Supabase ETL is a change-data-capture pipeline built in Rust that replicates your Postgres tables to analytical destinations in near real-time. Reading directly from the Postgres Write Ahead Log, ETL ensures your analytics data stays synchronized with your production database.
Key benefits
- Real-time replication: Near real-time data synchronization using Postgres logical replication.
- Analytics Buckets support: Replicate to Iceberg format for large-scale analytics.

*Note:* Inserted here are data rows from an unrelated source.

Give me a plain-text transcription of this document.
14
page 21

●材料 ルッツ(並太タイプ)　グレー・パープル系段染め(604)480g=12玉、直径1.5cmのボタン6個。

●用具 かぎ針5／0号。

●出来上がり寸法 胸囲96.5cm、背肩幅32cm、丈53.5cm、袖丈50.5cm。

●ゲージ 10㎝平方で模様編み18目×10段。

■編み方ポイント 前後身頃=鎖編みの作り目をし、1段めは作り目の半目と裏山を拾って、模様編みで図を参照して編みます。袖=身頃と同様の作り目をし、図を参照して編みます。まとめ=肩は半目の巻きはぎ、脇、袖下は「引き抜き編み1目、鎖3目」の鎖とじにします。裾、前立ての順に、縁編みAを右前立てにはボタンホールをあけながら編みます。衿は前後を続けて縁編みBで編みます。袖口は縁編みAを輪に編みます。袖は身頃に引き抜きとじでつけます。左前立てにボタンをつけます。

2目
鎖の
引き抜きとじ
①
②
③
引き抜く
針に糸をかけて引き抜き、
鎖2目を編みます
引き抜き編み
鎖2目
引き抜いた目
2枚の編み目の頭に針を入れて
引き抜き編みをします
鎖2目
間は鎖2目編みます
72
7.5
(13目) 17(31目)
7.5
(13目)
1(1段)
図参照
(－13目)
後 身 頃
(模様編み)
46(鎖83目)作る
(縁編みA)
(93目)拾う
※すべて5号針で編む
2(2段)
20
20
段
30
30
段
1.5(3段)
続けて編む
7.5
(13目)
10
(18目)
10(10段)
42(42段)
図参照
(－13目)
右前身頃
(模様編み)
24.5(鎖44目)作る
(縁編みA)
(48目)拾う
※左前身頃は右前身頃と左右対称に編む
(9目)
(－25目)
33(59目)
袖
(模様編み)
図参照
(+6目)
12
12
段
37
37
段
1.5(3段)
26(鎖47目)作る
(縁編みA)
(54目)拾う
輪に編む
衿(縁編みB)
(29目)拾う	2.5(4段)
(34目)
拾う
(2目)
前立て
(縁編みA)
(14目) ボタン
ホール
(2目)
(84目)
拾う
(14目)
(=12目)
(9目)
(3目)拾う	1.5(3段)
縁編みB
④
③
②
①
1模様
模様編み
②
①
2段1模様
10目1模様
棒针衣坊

- BigQuery integration: Direct replication to Google's data warehouse.
- Complete change history: Captures INSERT, UPDATE, DELETE, and TRUNCATE operations.
- Optimized for analytics: Faster queries and lower storage costs through compression.
- Production isolation: Complete separation of analytics and production workloads.
How it works
ETL uses Postgres logical replication to capture changes. Each replicated table includes a cdc_operation column tracking the type of change. For Analytics Buckets, data is stored in append-only changelog format using Parquet files. For BigQuery, a view is created for each table backed by versioned tables.
Supabase ETL is valuable for:
- Data warehousing and business intelligence
- Historical analysis and audit trails
- Large-scale analytics requiring separation from production
- Compliance scenarios requiring complete data history
Limitations
Tables require primary keys. DDL support (schema changes) is currently in development.
Supabase ETL provides a powerful alternative to Read Replicas for analytics workloads, optimizing performance while reducing costs.